There is plenty of action to keep the young and old interested, and they will forgive you a mistake or two.  But that is not to say that Squirrels are easy prey.  These aren't the city-fied tree rats you see in the yard or on the bird feeder, immune to human presence.  They're just as wild as any animal out there, and if they see or hear hear you, they will be just as gone.  So you learn (or remember) to stalk quietly, sit still, and be patient.  Eyes and ears just as wary as when in a tree stand, movements held to a bare minimum.  All things that apply to hunting much larger game, but that most of us learned from the wily squirrel.  

And they're small.  I love that .22 rifle, and shoot it well more consistently than any other gun I own, having grown up with it, but I still have to concentrate and remember my fundamentals to hit a tiny gray target well down range.  The stalking, the marksmanship, the patience and concentration required will all make you a better big game hunter, no doubt about it.

Still, it harkens back to the happy hunts of childhood.  There is no pressure to fill a tag or bag a trophy.  It's an exercise in comfort, but it only lends results if done with some care.

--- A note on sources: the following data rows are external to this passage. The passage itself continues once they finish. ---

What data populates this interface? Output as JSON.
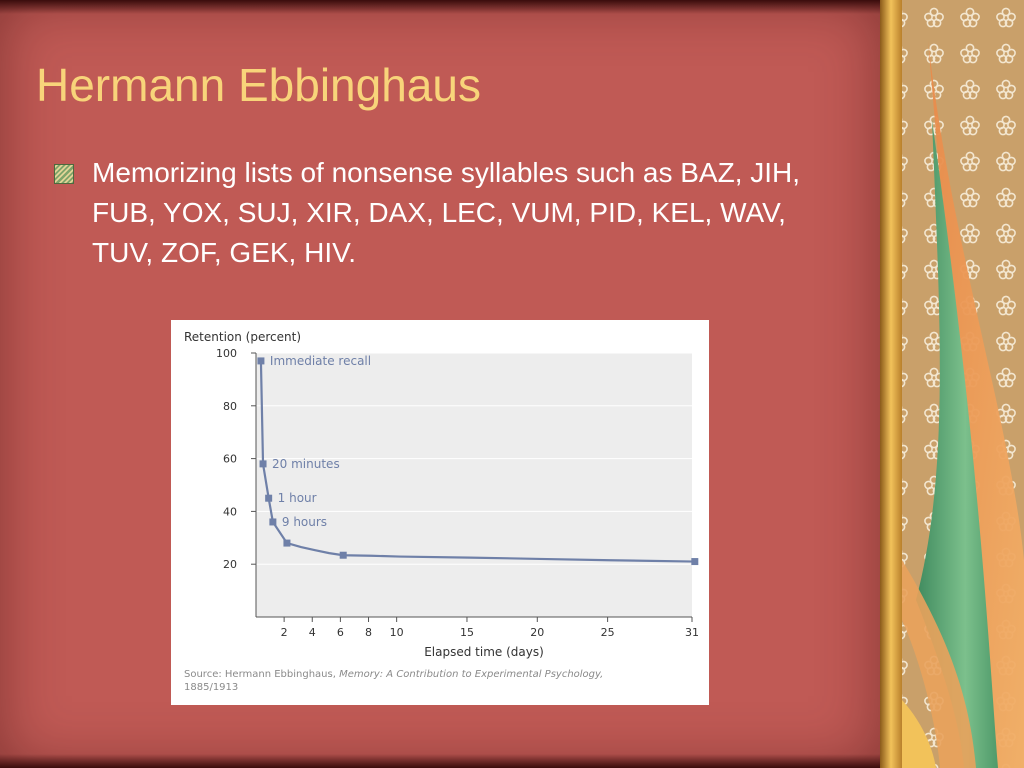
{
  "slide": {
    "title": "Hermann Ebbinghaus",
    "bullet": "Memorizing lists of nonsense syllables such as BAZ, JIH, FUB, YOX, SUJ, XIR, DAX, LEC, VUM, PID, KEL, WAV, TUV, ZOF, GEK, HIV.",
    "bullet_icon": "striped-square-bullet-icon"
  },
  "colors": {
    "background": "#c05a55",
    "title": "#f8d47a",
    "text": "#ffffff",
    "curve": "#6f80a8",
    "plot_area": "#ededed"
  },
  "chart_data": {
    "type": "line",
    "title": "",
    "ylabel": "Retention (percent)",
    "xlabel": "Elapsed time (days)",
    "xlim": [
      0,
      31
    ],
    "ylim": [
      0,
      100
    ],
    "x_ticks": [
      2,
      4,
      6,
      8,
      10,
      15,
      20,
      25,
      31
    ],
    "y_ticks": [
      100,
      80,
      60,
      40,
      20
    ],
    "grid": true,
    "series": [
      {
        "x": [
          0.15,
          0.3,
          0.7,
          1,
          2,
          3,
          4,
          5,
          6,
          8,
          10,
          15,
          20,
          25,
          31
        ],
        "y": [
          97,
          58,
          45,
          36,
          28,
          26.5,
          25.3,
          24.2,
          23.4,
          23.2,
          22.9,
          22.5,
          22,
          21.5,
          21
        ]
      }
    ],
    "markers": [
      {
        "x": 0.15,
        "y": 97,
        "label": "Immediate recall"
      },
      {
        "x": 0.3,
        "y": 58,
        "label": "20 minutes"
      },
      {
        "x": 0.7,
        "y": 45,
        "label": "1 hour"
      },
      {
        "x": 1,
        "y": 36,
        "label": "9 hours"
      },
      {
        "x": 2,
        "y": 28,
        "label": ""
      },
      {
        "x": 6,
        "y": 23.4,
        "label": ""
      },
      {
        "x": 31,
        "y": 21,
        "label": ""
      }
    ],
    "source": {
      "prefix": "Source: Hermann Ebbinghaus, ",
      "work": "Memory: A Contribution to Experimental Psychology,",
      "years": "1885/1913"
    }
  }
}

As far as taste, I think squirrels are a knockout.  Sweet and nutty, they lend themselves well to any number of  winter stews.  Young ones are particularly delicious simply fried up with with some butter and onions.  Add mushrooms and some minced acorns, gathered on the hunt, and you're laughing.  I think classically trained chef and author (and the girl I'm going to marry someday), Georgia Pellegrini, sums them up very well.  “They’re delicious.  I think it’s one of my favorite game meats right now. Think about it: You are what you eat, and they eat acorns. People spend a fortune for acorn-fed pigs. Squirrels are buttery and a little bit sweet because when animals eat nuts it makes their flesh sweet and nutty, and it creates an inherent fattiness in the meat.”  And just check out her new cookbook and memoir, "Girl Hunter"  She's holding a shotgun and a cast iron pan!  I've never swooned before, but I think I'm working up to it.

 This Saturday night: Squirrel Brunswick Stew


  1. When are you coming out with your own cookbook? Your'e making me hungry dammit!

  2. If I ever do, you'll get one of the first complimentary copies for leading me to all those morels!!